Q-NL Verifier: Leveraging Synthetic Data for Robust Knowledge Graph Question Answering
Tim Schwabe, Louisa Siebel, Patrik Valach, Maribel Acosta
TL;DR
The paper tackles the data bottleneck in KGQA by introducing Q-NL Verifier, a framework that generates synthetic SPARQL→NL translations with LLMs and uses a learned semantic verifier to filter for correctness. The verifier, implemented as bi-encoder and cross-encoder architectures, scores translations with a normalized similarity $s\in[0,1]$, enabling automatic quality control without gold references. Empirical results on LC-QuAD 2.0 show strong generalization across LLMs and human translations, with the verifier outperforming traditional NLP metrics in ranking translations by semantic correctness (rank correlation $\rho(ACC_{manual},\cdot)=1.0$). The approach also improves NL→Q translation when used to train or filter data, and the authors release LC-QuAD 2.0-synth with verifier scores to support robust QA research. Overall, Q-NL Verifier enables scalable, semantically accurate QA data generation and provides practical benefits for dataset cleaning, model training, and live QA systems.
Abstract
Question answering (QA) requires accurately aligning user questions with structured queries, a process often limited by the scarcity of high-quality query-natural language (Q-NL) pairs.
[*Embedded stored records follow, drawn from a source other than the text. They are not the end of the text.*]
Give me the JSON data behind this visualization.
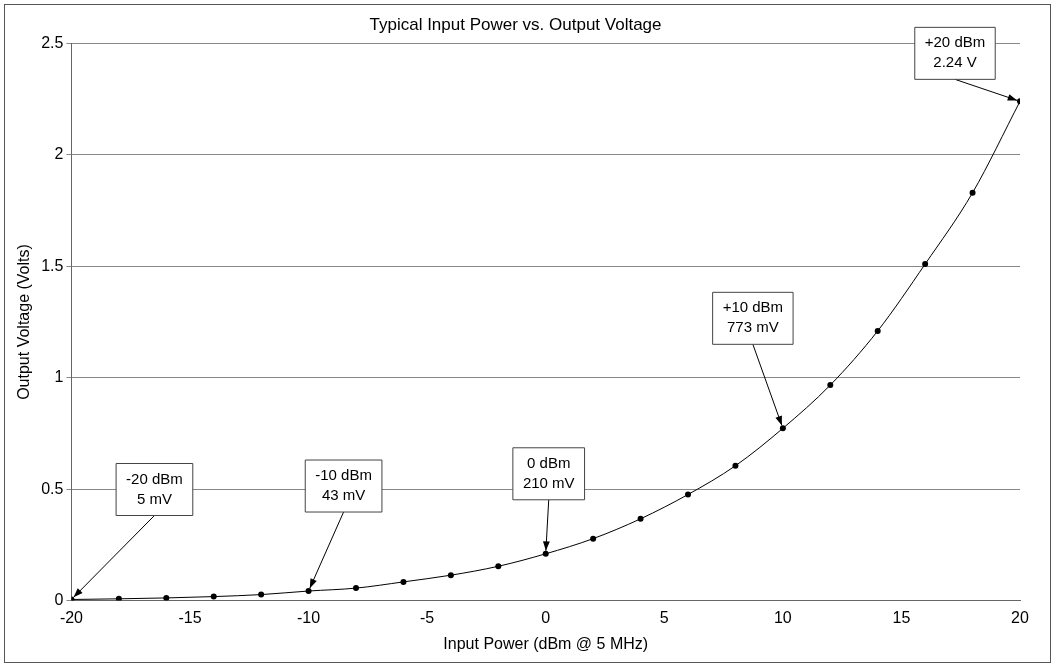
{
  "chart_data": {
    "type": "line",
    "title": "Typical Input Power vs. Output Voltage",
    "xlabel": "Input Power (dBm @ 5 MHz)",
    "ylabel": "Output Voltage (Volts)",
    "x": [
      -20,
      -18,
      -16,
      -14,
      -12,
      -10,
      -8,
      -6,
      -4,
      -2,
      0,
      2,
      4,
      6,
      8,
      10,
      12,
      14,
      16,
      18,
      20
    ],
    "series": [
      {
        "color": "#000000",
        "values": [
          0.005,
          0.008,
          0.012,
          0.018,
          0.027,
          0.043,
          0.056,
          0.084,
          0.114,
          0.154,
          0.21,
          0.278,
          0.367,
          0.476,
          0.605,
          0.773,
          0.967,
          1.21,
          1.51,
          1.83,
          2.24
        ]
      }
    ],
    "xlim": [
      -20,
      20
    ],
    "xticks": [
      -20,
      -15,
      -10,
      -5,
      0,
      5,
      10,
      15,
      20
    ],
    "ylim": [
      0,
      2.5
    ],
    "yticks": [
      0,
      0.5,
      1,
      1.5,
      2,
      2.5
    ],
    "grid": "y",
    "legend": false,
    "marker": "circle",
    "line_style": "solid",
    "annotations": [
      {
        "text": "-20 dBm\n5 mV",
        "x": -20,
        "y": 0.005
      },
      {
        "text": "-10 dBm\n43 mV",
        "x": -10,
        "y": 0.043
      },
      {
        "text": "0 dBm\n210 mV",
        "x": 0,
        "y": 0.21
      },
      {
        "text": "+10 dBm\n773 mV",
        "x": 10,
        "y": 0.773
      },
      {
        "text": "+20 dBm\n2.24 V",
        "x": 20,
        "y": 2.24
      }
    ]
  }
}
To overcome this, we present Q-NL Verifier, an approach to generating high-quality synthetic pairs of queries and NL translations. Our approach relies on large language models (LLMs) to generate semantically precise natural language paraphrases of structured queries. Building on these synthetic Q-NL pairs, we introduce a learned verifier component that automatically determines whether a generated paraphrase is semantically equivalent to the original query. Our experiments with the well-known LC-QuAD 2.0 benchmark show that Q-NL Verifier generalizes well to paraphrases from other models and even human-authored translations. Our approach strongly aligns with human judgments across varying query complexities and outperforms existing NLP metrics in assessing semantic correctness. We also integrate the verifier into QA pipelines, showing that verifier-filtered synthetic data has significantly higher quality in terms of translation correctness and enhances NL to Q translation accuracy. Lastly, we release an updated version of the LC-QuAD 2.0 benchmark containing our synthetic Q-NL pairs and verifier scores, offering a new resource for robust and scalable QA.